Transplant nephrectomy for failed renal transplants can be challenging. Patients often have numerous comorbidities, and the procedure may be associated with considerable blood loss. This study was performed to determine if intraoperative coil embolization of the transplant renal artery reduces blood loss associated with transplant nephrectomy. Data were collected retrospectively on 13 consecutive transplant nephrectomies performed immediately following coil embolization and compared with the 13 most recently performed consecutive transplant nephrectomies without coil embolization. The groups were compared for operative time, estimated blood loss, and transfusion requirements. Mean age was 45 in both groups. There were no major complications in either group. Operative times were not significantly different, although open operative time was reduced in the embolization group (113 vs 96 minutes). Estimated blood loss was 465 mL versus 198 mL (P = .035); packed red blood cell requirements during the operation and subsequent 48 hours were 1.85 units versus 0.31 units (P = .008) and during the operation and subsequent hospital stay were 2.3 units versus 0.69 units (P = .027) in the nonembolized group and embolized group, respectively. Intraoperative embolization of the transplant renal artery immediately prior to surgery facilitates transplant nephrectomy by significantly reducing intraoperative blood loss and transfusion requirements while slightly reducing open operative time.
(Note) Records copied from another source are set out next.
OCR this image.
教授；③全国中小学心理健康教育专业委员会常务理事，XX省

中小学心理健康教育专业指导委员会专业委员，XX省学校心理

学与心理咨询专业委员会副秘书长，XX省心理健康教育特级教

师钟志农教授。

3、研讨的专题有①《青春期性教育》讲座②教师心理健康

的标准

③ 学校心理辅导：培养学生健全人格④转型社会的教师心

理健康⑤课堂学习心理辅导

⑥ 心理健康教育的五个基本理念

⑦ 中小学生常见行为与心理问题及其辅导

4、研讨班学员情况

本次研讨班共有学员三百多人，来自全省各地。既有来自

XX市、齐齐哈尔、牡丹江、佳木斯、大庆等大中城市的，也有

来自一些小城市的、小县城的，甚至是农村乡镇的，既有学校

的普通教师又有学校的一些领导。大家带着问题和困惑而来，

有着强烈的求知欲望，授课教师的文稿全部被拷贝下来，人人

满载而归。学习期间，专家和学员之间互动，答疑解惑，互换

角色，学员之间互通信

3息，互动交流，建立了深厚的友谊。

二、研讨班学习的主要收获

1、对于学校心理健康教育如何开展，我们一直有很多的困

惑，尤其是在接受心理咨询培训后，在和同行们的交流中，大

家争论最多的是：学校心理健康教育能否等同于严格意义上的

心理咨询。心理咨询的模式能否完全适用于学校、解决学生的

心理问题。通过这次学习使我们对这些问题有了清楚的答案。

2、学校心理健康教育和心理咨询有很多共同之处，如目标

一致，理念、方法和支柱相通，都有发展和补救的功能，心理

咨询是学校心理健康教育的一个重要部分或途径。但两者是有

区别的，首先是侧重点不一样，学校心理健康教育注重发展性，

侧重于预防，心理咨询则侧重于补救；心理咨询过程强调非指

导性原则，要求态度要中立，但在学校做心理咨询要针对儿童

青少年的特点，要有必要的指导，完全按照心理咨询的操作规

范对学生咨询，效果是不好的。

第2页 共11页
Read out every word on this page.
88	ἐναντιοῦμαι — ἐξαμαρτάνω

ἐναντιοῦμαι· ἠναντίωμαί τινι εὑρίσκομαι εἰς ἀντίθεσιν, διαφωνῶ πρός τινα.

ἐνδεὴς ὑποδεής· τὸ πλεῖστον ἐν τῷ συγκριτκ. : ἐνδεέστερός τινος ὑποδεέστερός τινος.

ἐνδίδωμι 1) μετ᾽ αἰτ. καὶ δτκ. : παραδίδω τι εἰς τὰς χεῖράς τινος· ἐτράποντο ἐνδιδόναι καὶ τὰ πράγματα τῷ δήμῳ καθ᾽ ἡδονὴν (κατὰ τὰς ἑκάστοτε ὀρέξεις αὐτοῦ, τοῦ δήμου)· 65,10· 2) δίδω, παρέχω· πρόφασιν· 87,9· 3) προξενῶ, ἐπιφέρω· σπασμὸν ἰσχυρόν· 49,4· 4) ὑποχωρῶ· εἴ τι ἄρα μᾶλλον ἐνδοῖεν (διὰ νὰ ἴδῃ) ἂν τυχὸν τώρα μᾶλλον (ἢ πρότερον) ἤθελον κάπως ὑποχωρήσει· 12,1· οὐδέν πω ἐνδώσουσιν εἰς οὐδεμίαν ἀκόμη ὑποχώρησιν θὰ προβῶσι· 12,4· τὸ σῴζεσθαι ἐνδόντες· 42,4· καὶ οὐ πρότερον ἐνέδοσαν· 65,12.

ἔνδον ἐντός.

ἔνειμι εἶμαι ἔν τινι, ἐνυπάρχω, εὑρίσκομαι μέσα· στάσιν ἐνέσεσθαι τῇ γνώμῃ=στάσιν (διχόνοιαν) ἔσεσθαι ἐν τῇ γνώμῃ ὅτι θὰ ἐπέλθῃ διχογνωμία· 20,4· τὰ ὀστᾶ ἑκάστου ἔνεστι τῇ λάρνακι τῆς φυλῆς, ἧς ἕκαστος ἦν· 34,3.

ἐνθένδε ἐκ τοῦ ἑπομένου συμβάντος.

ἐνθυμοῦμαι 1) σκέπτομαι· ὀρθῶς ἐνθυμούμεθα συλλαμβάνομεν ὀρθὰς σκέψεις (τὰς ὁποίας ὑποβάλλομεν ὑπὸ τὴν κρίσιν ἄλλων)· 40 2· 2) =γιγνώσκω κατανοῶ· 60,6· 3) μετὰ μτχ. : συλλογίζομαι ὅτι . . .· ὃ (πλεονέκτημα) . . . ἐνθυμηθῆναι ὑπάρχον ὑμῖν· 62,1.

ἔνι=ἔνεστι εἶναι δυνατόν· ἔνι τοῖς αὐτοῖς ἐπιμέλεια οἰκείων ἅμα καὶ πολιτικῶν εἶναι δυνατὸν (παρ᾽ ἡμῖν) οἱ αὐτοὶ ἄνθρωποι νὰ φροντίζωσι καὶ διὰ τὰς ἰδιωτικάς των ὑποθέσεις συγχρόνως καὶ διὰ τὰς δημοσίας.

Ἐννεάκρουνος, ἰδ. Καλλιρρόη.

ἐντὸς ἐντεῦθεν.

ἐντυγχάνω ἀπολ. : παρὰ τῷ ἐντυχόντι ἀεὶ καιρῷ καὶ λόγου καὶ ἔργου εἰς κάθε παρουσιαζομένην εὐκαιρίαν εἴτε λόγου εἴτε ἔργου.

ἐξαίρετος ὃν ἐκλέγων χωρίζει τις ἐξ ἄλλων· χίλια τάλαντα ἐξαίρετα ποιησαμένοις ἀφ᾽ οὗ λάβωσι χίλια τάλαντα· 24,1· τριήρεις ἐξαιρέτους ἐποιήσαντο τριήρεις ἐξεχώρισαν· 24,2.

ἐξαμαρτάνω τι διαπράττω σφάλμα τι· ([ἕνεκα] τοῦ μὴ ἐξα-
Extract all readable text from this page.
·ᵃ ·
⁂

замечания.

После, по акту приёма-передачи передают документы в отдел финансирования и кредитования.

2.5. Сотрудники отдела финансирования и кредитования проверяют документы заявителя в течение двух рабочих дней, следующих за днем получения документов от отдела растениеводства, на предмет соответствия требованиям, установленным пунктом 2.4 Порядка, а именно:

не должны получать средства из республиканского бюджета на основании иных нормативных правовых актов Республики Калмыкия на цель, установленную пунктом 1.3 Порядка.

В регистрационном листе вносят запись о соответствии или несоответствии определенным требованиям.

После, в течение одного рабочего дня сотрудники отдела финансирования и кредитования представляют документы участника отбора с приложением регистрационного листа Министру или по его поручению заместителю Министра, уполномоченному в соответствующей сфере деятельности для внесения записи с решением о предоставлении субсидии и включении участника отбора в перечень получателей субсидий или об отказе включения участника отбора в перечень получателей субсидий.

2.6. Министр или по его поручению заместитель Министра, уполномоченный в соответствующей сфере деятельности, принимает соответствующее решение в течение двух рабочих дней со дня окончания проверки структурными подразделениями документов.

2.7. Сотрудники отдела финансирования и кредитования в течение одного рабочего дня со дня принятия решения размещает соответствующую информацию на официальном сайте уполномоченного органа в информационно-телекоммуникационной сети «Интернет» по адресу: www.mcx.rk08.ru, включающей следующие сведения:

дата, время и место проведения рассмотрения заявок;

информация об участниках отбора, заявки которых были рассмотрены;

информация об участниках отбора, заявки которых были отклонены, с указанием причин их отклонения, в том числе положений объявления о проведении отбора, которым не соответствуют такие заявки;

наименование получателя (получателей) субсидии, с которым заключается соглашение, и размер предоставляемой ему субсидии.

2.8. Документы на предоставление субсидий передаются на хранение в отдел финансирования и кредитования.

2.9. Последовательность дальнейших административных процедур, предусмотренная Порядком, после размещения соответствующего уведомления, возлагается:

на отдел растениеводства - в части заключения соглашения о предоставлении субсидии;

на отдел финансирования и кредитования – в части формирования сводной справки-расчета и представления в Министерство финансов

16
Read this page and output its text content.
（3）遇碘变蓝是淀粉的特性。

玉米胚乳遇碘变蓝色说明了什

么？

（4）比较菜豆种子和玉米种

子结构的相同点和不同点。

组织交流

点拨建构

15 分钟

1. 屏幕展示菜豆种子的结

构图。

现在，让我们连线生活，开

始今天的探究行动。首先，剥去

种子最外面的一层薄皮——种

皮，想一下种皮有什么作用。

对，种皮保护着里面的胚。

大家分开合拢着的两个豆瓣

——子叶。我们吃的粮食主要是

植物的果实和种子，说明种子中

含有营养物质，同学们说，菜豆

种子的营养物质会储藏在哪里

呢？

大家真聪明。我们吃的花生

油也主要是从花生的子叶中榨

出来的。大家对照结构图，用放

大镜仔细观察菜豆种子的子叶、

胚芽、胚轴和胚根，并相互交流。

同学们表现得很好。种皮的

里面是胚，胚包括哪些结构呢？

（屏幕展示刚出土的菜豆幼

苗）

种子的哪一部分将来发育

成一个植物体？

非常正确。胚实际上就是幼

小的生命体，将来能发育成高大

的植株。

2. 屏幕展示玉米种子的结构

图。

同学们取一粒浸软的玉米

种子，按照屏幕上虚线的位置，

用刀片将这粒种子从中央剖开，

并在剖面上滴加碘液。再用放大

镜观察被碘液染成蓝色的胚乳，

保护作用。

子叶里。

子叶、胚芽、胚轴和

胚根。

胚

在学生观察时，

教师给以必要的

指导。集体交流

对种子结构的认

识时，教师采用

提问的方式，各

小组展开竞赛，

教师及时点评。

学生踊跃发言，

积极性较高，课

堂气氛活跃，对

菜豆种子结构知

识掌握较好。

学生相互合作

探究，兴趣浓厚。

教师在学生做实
对于失败的肾移植进行移植肾切除术可能具有挑战性。患者通常有多种合并症,且该手术可能伴有大量失血。本研究旨在确定移植肾动脉术中弹簧圈栓塞术是否能减少与移植肾切除术相关的失血。回顾性收集了13例在弹簧圈栓塞术后立即进行的连续移植肾切除术的数据,并与13例最近连续进行的未行弹簧圈栓塞术的移植肾切除术进行比较。比较两组的手术时间、估计失血量和输血需求。两组的平均年龄均为45岁。两组均未出现重大并发症。手术时间无显著差异,尽管栓塞组的开放手术时间有所缩短(113分钟对96分钟)。估计失血量分别为465 mL和198 mL(P = 0.035);非栓塞组和栓塞组在手术期间及随后48小时的红细胞悬液需求量分别为1.85单位和0.31单位(P = 0.008),在手术期间及随后住院期间分别为2.3单位和0.69单位(P = 0.027)。术前立即对移植肾动脉进行术中栓塞可通过显著减少术中失血量和输血需求,同时略微缩短开放手术时间,从而便于进行移植肾切除术。